Jakarta MRT train car being unloaded in Port of Tanjung Priok in Jakarta, April 2018. Source: Wikimedia Commons.

The first round of tests next month to ensure that the signaling and control rooms function properly, followed by full and integrated tests involving trial runs of the trains in December.

Jakarta’s government is heavily subsidizing the running of the network, promising to make up for any shortfalls in MRT Jakarta’s future operating cash flows, according to Jakarta MRT president director William Sabanda.

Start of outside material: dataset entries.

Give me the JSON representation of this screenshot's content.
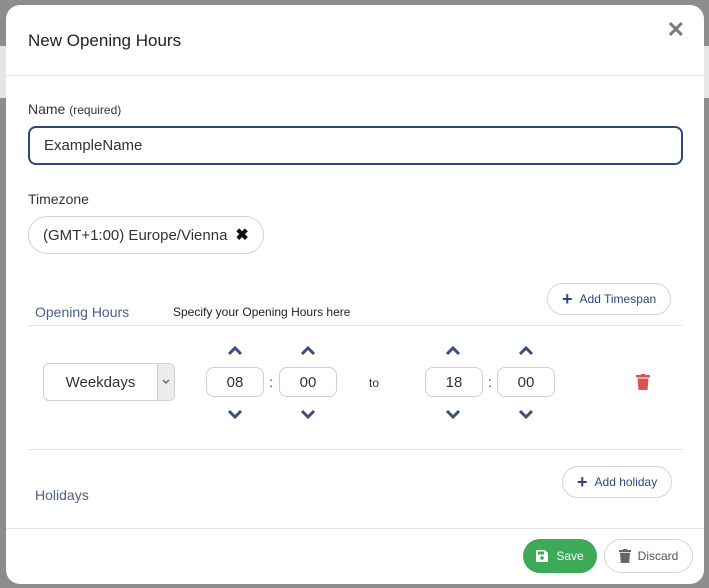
{
  "modal": {
    "title": "New Opening Hours",
    "close_icon": "close-icon"
  },
  "name_field": {
    "label": "Name",
    "required_note": "(required)",
    "value": "ExampleName"
  },
  "timezone": {
    "label": "Timezone",
    "selected": "(GMT+1:00) Europe/Vienna"
  },
  "opening_hours": {
    "title": "Opening Hours",
    "hint": "Specify your Opening Hours here",
    "add_button": "Add Timespan",
    "rows": [
      {
        "day": "Weekdays",
        "from_hour": "08",
        "from_minute": "00",
        "separator": ":",
        "to_label": "to",
        "to_hour": "18",
        "to_minute": "00"
      }
    ]
  },
  "holidays": {
    "title": "Holidays",
    "add_button": "Add holiday"
  },
  "footer": {
    "save_label": "Save",
    "discard_label": "Discard"
  },
  "colors": {
    "accent": "#2f4778",
    "save": "#3caa57",
    "delete": "#d9534f"
  }
}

Here are some quick facts about the system:

  • Construction for the Jakarta MRT project began in 2013.
  • The line is expected to stretch across over 108 kilometers.
  • The first phase is 15.7 kilometers-long from Lebak Bulus to Bundaran HI, a distance that’s expected to be covered in under 30 minutes.
  • Every six-car train will run in five minute-intervals during rush hour and 10 minutes during other times.
  • It has 13 stations along the way, six underground and seven elevated stations.
  • The underground stations are: Bundaran Hotel Indonesia, Dukuh Atas, Setiabudi, Bendungan Hilir, Istora, and Senayan.
  • The elevated stations are: Sisingamangaraja, Blok M, Blok A, Haji Nawi, Cipete Raya, Fatmawati, and Lebak Bulus.
  • It will also connect the basements of 50 office and commercial buildings to the underground areas of the stations.
  • The Lebak Bulus to Bundaran HI phase will serve 170,000 commuters per day.
  • The train fare is expected to cost between IDR3,000 (US$0.21) and IDR12,000 (US$0.84).
  • Jakarta MRT will be the first mass transit railway to be operated in Indonesia.
  • Currently, it is on track to begin operating from March 2019.

For more information, visit its website.

Meanwhile, the city’s government is also looking to introduce the Kelapa Gading-Velodrome light rail transit (LRT) as a fully operable means of transportation for the 2018 Asian Games in August.

The line will connect the Jakarta city center with suburbs in Greater Jakarta such as Bekasi, Bogor, and Depok.